Cooling must be provided without dissipating significant heat inside the telescope enclosure and without producing vibration that could impact image quality. At the extreme levels of resolution that are achieved by the TMT Adaptive Optics system, the telescope itself is very sensitive to vibration forces. Even a force of only a fraction of a Newton can generate relative motion of the telescope optics sufficient to degrade the optical performance of the system.

The CRYO Conceptual Design Review’s objectives demonstrated the completeness of the requirements and the interfaces between CRYO and other subsystems: the TMT observatory and the summit facilities building, the telescope structure and the TMT client subsystems, which include the Infrared Imaging Spectrograph (IRIS), the Infrared Multi-Slit Spectrometer (IRMS), the Wide Field Optical Spectrograph (WFOS), and the Alignment and Phasing System (APS).

TMT’s Telescope Structure has already completed its Final Design Review, so it is important that the telescope-mounted components of CRYO can be implemented without requiring design changes.
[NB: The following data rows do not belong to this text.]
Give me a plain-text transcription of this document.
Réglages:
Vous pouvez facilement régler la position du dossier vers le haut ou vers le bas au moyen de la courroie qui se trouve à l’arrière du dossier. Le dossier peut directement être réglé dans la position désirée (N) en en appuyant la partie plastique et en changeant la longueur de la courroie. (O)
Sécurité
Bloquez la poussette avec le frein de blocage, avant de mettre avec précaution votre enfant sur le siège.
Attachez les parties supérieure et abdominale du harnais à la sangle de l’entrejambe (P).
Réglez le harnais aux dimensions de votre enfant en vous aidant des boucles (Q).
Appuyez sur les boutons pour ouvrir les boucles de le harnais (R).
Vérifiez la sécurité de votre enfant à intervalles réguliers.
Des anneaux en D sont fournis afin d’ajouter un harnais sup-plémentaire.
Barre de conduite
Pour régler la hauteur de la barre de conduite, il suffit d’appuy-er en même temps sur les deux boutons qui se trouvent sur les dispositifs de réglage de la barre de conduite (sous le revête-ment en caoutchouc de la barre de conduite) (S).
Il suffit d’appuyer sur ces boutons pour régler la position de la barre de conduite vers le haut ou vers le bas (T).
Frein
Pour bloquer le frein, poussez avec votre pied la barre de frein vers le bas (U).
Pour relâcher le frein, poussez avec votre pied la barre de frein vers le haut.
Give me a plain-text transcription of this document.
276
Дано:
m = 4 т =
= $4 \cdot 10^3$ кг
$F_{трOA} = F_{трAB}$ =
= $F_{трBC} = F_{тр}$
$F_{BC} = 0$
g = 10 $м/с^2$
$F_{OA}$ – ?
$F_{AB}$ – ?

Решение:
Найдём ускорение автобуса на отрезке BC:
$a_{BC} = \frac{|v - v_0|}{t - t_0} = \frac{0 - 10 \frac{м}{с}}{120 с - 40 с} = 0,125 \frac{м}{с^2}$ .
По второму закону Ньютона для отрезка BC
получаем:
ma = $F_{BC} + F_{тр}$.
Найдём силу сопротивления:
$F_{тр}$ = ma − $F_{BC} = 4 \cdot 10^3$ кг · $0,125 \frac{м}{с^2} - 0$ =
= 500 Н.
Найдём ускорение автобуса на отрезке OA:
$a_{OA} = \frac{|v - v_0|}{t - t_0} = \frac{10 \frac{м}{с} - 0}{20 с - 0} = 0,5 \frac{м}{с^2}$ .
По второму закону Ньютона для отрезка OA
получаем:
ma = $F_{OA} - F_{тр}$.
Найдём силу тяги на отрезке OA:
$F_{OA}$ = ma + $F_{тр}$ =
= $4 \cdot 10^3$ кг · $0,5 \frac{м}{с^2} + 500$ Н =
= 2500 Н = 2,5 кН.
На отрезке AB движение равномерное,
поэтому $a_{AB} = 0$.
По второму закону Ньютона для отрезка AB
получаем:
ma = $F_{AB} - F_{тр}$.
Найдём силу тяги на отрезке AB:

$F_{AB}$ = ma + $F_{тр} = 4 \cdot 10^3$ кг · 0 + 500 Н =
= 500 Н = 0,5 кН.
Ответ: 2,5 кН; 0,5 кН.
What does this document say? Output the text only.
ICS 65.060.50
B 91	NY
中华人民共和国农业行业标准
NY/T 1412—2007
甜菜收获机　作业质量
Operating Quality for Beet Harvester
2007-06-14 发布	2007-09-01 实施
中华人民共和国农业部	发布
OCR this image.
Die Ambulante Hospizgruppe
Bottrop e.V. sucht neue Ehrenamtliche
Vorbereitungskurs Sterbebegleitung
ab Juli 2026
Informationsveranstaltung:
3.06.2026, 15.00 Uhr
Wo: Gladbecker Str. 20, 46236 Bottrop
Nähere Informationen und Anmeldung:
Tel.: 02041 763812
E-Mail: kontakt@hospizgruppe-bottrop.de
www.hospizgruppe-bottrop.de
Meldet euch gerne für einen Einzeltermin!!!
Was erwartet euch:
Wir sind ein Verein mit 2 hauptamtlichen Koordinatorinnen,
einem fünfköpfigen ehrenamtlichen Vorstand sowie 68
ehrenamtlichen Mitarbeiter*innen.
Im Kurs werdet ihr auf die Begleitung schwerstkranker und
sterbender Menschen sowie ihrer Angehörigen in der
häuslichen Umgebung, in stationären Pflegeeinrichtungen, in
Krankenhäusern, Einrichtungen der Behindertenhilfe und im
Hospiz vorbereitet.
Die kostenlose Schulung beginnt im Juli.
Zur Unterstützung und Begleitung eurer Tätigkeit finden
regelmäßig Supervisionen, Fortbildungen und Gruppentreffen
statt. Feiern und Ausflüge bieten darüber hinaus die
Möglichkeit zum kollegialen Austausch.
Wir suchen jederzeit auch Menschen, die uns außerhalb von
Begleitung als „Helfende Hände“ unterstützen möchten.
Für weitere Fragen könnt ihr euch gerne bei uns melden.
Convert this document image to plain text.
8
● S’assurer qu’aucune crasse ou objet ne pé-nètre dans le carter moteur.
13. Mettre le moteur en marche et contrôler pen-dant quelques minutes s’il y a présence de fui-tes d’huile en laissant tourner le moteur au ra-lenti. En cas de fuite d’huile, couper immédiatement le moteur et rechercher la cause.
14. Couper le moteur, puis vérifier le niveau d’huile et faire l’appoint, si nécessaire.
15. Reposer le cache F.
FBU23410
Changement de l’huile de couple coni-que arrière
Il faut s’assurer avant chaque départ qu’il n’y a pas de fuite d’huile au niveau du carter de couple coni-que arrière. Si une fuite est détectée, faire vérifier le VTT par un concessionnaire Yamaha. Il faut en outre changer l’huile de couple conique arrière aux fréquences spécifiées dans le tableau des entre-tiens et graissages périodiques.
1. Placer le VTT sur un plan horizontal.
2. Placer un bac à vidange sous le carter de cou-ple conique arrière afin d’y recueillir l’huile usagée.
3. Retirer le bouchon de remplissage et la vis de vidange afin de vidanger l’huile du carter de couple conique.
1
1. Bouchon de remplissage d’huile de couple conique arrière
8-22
Similarly, the cold heads and other components of CRYO located within the summit facilities building must respect their space and power allocations. Finally, some of the science instruments that are cooled by CRYO have also reached design phases where the necessary interfaces must be defined.

Design and analysis work accomplished by the study team showed that the planned cooling operational system complies with TMT’s overall requirements for the first light instruments. A simple open-loop liquid nitrogen (LN2) system can meet all requirements, including low maintenance, and at relatively low costs and risks. Environmental, functional and operational requirements were well documented during the review meeting. An upgrade path was also described to serve future instruments that will require cooling below the liquid nitrogen temperature of 77 K.